Last night in NYC, the major parties involved in the NFL's labor dispute met for 12.5 hours, working feverishly to iron out an agreement in principle for a new NFL labor collective bargaining agreement. The people involved in last night's negotiations included Giants owner John Mara, Cowboys overlord Jerry Jones, NFL Commissioner Roger Goodell, union president DeMaurice Smith, and players rep (and Colts center) Jeff Saturday, just to name a few.
Things aren't finalized yet, but a new CBA seems very close to getting completed.
From the looks of things, the key issue of splitting the revenues has been, mostly, agreed upon with the players getting somewhere between 46-48 percent (which is what they wanted). Last night on ESPN's SportsCenter, Sal Paolantonio was reporting that the key issue holding up an agreement was free agency. The owners are requesting some sort of 'right of first refusal' with several unsigned free agents, or players who will become free agents when the new CBA is signed.
The players are digging in and saying no, and I don't blame them.
Many of these soon-to-be-free-agents, like Joseph Addai, deserve to hit the open market and get paid. If teams wanted to keep these guys, they should have signed them to contracts before the lockout.
The push to get the framework of a deal down by the end of the day today is motivated by the fact that Magistrate Judge Arthur Boylan, the man mediating these negotiations, is going on vacation this Saturday. Boylan has been instrumental in getting both sides to sit down and talk out issues. If a deal isn't reached before he leaves the country, this stupid lockout could drag out into the preseason.

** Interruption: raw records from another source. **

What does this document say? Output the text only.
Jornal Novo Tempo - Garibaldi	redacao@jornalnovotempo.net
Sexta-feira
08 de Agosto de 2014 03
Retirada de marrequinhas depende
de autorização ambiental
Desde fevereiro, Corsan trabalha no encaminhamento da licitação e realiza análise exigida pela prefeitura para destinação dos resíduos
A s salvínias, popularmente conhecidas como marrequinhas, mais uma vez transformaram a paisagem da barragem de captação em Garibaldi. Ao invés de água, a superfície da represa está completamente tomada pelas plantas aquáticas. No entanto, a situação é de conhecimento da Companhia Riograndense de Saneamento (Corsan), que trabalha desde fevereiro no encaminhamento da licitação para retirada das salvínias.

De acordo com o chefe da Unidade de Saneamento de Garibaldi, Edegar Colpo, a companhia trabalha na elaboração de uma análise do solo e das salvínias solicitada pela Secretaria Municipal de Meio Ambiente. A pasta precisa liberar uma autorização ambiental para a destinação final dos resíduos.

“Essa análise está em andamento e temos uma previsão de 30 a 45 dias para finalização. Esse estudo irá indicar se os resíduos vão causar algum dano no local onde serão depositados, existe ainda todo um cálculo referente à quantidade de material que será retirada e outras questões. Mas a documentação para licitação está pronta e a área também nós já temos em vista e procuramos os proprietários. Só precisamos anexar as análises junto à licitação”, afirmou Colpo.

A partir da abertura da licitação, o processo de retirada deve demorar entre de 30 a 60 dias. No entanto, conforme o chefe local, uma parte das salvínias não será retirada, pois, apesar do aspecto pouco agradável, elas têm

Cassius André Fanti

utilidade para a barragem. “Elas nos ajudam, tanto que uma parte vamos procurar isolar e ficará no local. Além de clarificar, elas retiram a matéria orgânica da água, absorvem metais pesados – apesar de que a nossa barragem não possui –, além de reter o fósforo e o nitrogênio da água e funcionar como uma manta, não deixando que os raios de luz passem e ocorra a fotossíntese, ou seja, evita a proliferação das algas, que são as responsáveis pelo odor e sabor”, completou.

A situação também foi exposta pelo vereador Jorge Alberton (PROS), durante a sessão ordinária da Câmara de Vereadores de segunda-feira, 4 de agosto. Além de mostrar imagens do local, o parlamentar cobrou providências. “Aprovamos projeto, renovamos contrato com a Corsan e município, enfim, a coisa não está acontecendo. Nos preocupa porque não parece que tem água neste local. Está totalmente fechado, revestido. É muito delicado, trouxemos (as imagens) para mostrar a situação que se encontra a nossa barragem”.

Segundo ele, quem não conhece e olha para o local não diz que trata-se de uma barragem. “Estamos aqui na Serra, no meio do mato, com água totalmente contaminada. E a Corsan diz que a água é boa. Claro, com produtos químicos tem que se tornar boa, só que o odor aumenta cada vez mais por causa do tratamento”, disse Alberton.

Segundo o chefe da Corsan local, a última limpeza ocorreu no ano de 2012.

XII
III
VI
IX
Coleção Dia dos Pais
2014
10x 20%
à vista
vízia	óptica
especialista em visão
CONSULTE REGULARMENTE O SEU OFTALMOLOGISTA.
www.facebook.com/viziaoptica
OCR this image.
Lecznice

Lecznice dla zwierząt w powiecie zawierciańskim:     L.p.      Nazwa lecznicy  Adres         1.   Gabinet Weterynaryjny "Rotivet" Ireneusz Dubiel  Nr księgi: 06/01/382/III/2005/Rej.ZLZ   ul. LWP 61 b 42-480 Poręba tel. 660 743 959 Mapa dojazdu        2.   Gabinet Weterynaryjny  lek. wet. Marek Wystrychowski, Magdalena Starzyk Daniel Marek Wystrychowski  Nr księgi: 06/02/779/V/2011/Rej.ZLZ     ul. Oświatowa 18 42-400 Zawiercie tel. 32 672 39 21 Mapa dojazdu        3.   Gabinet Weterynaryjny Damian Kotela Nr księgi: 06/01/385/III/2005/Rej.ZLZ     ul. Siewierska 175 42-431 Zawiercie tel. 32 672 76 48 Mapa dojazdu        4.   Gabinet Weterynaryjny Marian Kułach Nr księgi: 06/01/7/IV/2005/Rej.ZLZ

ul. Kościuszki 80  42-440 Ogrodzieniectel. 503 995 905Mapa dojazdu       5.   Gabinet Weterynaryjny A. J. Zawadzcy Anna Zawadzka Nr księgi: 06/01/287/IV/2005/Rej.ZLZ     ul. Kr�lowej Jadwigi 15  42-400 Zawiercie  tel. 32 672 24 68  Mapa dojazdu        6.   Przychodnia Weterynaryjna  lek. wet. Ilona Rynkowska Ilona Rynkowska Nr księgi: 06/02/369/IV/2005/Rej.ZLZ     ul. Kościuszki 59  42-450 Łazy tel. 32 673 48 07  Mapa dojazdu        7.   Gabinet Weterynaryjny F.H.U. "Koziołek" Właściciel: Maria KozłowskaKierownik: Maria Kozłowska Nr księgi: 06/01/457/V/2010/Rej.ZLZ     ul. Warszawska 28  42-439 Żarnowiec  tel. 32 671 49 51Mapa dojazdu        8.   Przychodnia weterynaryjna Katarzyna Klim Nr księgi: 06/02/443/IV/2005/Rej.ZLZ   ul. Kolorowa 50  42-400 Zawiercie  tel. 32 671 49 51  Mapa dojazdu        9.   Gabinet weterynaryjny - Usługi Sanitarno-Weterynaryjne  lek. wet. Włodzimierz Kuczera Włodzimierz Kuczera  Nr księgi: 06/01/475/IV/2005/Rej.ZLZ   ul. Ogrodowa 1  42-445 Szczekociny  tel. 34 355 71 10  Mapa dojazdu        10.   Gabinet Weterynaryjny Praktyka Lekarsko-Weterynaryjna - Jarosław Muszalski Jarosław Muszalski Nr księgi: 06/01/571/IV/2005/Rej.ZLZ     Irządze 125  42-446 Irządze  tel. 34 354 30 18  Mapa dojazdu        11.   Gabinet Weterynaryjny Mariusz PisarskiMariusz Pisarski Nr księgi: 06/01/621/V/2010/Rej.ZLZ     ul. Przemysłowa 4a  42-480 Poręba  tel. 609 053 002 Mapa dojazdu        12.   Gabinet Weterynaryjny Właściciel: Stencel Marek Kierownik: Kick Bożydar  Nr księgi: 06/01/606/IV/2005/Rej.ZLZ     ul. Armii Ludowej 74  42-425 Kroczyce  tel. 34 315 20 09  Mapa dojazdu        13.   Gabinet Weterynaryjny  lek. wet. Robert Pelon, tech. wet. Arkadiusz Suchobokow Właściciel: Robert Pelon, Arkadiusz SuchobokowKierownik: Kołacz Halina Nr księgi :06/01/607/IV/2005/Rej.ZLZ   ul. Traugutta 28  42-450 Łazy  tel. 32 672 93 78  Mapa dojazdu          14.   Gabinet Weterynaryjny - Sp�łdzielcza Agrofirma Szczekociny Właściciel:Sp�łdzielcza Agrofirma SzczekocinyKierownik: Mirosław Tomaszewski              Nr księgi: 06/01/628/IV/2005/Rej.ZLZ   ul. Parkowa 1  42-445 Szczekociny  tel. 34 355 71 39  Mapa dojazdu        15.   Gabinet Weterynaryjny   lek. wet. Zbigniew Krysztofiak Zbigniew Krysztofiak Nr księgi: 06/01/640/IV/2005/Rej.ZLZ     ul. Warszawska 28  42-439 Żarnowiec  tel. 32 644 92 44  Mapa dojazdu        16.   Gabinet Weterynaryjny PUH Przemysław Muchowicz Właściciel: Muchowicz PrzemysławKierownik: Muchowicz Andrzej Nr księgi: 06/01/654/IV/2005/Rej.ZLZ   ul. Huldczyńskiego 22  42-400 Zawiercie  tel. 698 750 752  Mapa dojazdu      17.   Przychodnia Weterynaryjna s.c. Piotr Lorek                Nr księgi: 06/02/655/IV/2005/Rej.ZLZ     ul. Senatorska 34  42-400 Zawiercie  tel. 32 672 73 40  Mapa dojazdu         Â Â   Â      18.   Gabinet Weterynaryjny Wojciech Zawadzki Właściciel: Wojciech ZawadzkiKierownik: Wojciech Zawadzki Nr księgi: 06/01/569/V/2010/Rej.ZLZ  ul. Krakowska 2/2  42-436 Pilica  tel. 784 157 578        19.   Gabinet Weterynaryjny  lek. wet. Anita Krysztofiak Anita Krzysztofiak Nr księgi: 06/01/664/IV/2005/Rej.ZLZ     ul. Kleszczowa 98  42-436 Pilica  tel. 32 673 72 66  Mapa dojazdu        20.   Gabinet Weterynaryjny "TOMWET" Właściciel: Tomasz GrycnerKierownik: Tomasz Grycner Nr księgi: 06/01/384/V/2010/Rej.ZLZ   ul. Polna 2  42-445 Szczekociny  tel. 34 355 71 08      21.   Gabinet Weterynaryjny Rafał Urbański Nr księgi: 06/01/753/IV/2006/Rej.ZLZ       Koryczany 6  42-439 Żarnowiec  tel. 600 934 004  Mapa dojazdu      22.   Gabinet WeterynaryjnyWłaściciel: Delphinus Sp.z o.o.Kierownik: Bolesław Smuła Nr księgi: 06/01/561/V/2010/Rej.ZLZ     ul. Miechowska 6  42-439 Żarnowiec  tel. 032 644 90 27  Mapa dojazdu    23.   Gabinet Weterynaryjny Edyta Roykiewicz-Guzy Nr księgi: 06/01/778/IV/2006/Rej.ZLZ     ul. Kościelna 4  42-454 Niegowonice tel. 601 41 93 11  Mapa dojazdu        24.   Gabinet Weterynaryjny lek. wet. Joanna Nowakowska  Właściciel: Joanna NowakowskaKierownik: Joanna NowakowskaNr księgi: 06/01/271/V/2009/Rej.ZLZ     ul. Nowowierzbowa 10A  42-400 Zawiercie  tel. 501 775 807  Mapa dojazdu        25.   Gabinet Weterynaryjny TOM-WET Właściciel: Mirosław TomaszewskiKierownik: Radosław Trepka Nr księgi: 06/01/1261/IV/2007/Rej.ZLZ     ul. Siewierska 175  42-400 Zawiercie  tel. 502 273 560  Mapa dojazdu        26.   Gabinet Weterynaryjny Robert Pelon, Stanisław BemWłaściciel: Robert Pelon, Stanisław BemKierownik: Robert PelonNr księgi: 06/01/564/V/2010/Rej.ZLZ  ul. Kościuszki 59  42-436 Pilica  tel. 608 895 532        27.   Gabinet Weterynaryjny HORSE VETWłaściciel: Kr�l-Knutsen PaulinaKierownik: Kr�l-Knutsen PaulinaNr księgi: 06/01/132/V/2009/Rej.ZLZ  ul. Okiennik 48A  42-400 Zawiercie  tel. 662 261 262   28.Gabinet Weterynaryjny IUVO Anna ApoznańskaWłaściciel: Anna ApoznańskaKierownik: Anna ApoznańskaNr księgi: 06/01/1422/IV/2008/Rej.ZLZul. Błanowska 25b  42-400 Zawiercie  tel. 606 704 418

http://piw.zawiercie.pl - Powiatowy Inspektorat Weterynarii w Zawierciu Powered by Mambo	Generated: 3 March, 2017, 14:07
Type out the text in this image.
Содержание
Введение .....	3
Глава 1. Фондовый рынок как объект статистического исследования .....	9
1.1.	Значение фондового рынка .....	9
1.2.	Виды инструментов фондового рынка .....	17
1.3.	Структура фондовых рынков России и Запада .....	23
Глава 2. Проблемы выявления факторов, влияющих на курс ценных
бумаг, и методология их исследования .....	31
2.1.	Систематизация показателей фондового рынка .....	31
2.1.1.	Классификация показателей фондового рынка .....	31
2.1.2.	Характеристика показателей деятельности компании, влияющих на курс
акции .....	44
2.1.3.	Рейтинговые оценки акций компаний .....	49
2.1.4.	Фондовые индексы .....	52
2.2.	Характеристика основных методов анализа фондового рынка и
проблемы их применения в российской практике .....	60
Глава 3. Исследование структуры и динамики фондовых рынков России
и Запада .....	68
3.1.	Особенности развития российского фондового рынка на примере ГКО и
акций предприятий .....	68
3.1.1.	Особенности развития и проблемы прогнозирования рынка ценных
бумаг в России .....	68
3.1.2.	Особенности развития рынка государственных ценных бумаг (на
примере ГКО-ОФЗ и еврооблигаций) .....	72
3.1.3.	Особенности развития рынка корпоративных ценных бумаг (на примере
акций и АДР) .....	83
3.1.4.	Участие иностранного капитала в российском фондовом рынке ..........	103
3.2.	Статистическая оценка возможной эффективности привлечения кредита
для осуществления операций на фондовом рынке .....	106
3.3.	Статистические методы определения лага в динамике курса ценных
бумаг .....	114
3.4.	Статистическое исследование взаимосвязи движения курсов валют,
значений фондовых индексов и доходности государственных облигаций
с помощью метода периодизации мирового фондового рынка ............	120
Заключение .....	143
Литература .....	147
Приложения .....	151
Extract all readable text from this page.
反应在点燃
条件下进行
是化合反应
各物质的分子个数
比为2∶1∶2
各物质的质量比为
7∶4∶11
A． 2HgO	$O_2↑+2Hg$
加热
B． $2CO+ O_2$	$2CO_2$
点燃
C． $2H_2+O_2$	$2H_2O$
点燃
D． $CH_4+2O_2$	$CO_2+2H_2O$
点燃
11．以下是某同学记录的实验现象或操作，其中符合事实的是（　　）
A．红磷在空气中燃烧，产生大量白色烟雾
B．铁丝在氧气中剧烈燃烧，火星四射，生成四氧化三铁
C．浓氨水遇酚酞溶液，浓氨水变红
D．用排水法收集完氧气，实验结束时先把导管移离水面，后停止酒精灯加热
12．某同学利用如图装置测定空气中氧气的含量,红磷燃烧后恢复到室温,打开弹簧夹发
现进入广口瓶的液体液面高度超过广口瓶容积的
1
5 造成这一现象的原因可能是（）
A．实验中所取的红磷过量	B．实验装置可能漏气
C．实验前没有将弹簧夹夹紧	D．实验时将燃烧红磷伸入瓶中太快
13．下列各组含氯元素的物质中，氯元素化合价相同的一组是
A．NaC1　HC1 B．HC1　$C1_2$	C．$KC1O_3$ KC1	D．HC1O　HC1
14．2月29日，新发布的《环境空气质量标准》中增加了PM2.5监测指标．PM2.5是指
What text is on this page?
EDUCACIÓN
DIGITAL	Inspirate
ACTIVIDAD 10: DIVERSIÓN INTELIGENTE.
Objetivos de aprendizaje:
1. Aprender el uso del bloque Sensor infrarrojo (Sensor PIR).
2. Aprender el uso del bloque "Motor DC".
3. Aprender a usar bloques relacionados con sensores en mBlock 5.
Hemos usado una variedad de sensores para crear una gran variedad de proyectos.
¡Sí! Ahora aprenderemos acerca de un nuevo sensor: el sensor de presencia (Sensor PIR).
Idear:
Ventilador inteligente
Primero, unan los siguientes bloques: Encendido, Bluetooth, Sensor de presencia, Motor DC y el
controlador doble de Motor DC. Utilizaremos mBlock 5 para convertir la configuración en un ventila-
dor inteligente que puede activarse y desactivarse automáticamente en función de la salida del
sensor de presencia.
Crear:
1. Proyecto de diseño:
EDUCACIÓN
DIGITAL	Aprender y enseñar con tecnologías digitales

One issue that was, at one time, considered a key element of a new CBA was the prospect of an 18-game season. The 18-game season was considered so critical for the owners that at one time last season one of their mouthpieces, Colts then-president Bill Polian, said on the radio back in September 2010 that an 18-game season was 'fait accompli' and that the debate on the issue was over.
Today, John Clayton is reporting that the 18-game proposal is off the table. The owners are no longer demanding for it. So much for 'fait accompli', huh Bill?
Personally, I'm very happy there is no more serious talk of an 18-game season. Personally, I agree with Bill Polian in that the preseason is vital in determining a team's roster. Fans and season ticket holders might not like it because they have to pay full price to see these supposedly 'worthless' games, and I think there's a legitimate gripe with that. The best thing to do is to discount the price of the games, or make them free to season ticket holders. Of course, the NFL is not going to do that. They'd lose hundreds of millions of dollars. And adding two more games to the regular season simply isn't an option because 1) Most fans don't want it, and 2) Most players don't want it.
Seriously, the owners cannot be yapping about 'player safety' one minute and then advocating an 18-game season the next. If any still are, have them sit down and have a chat with John Mackey's widow, Silvia.
When all is said and done, the four-game pre-season is a necessary evil, and season ticket holders just need to deal with it. If they don't like it, then give up the season tickets.
Back to the labor negotiations, talks will resume today in NYC and, hopefully, by the end of the day we'll hear an agreement-in-principle was reached.